Time (days) from diagnostic biopsy to initial breast surgery for patients with breast cancer
Wait time = [date of initial breast cancer surgery] – [date of diagnostic biopsy]
Breast cancer patients who received intravenous chemotherapy before surgery (neoadjuvant treatment)
Breast cancer patients with delays > 120 days as these patients likely received other treatments (ex. oral neoadjuvant treatment)
Breast cancer patients who underwent a surgical procedure without obtaining a prior diagnostic biopsy (ex. Excisional biopsy)
Breast cancer patients having undergone a surgical procedure without a known biopsy date
Annually, by fiscal year (April to March). Data for two fiscal years is shown (2014-15 and 2015-16).
The wait times are associated to the hospital where the surgery was performed. The biopsy could have been performed elsewhere.
If a patient had multiple biopsies, the wait time was calculated using the biopsy closest to the surgery date.
For patients with more than one surgery, only the initial surgery was considered.
1. Bleicher RJ, Ruths K, Sigurdson ER et al. Time to surgery and breast cancer survival in the United States. JAMA Oncol. 2016;2(3):330-339.
2. Colleoni M, Bonetti M, Coates AS, et al.
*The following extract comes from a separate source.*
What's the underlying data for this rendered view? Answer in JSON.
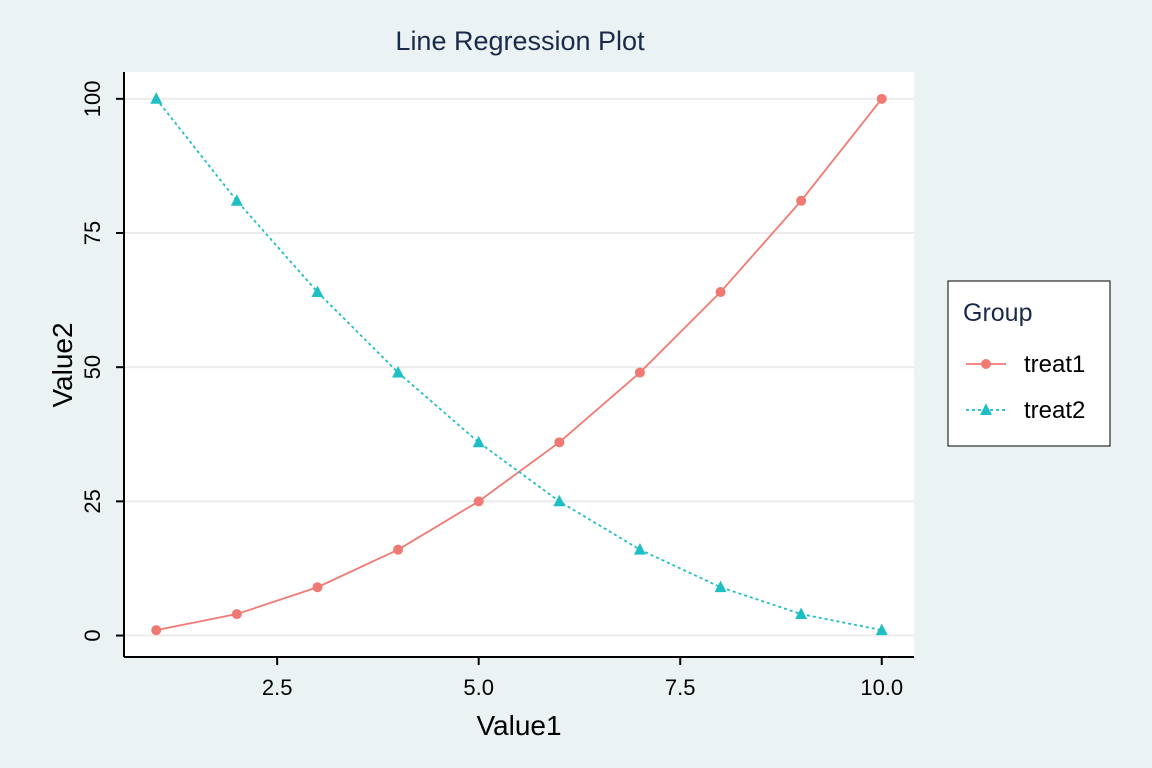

Early start of adjuvant chemotherapy may improve treatment outcome for premenopausal breast cancer patients with tumors not expressing estrogen receptors. The International Breast Cancer Study Group. J Clin Oncol. 2000;18:584–90.
3. Shin DW, Cho J, Kim SY, et al. Delay to curative surgery greater than 12 weeks is associated with increased mortality in patients with colorectal and breast cancer but not lung or thyroid cancer. Ann Surg Oncol. 2013;20(8):2468-2476.
Disclaimer: The Rossy Cancer Network has attempted to ensure the accuracy of the data that it is reporting for each of its hospitals. Values posted on this web page may change as new information becomes available or corrections are made; this may alter accumulated values.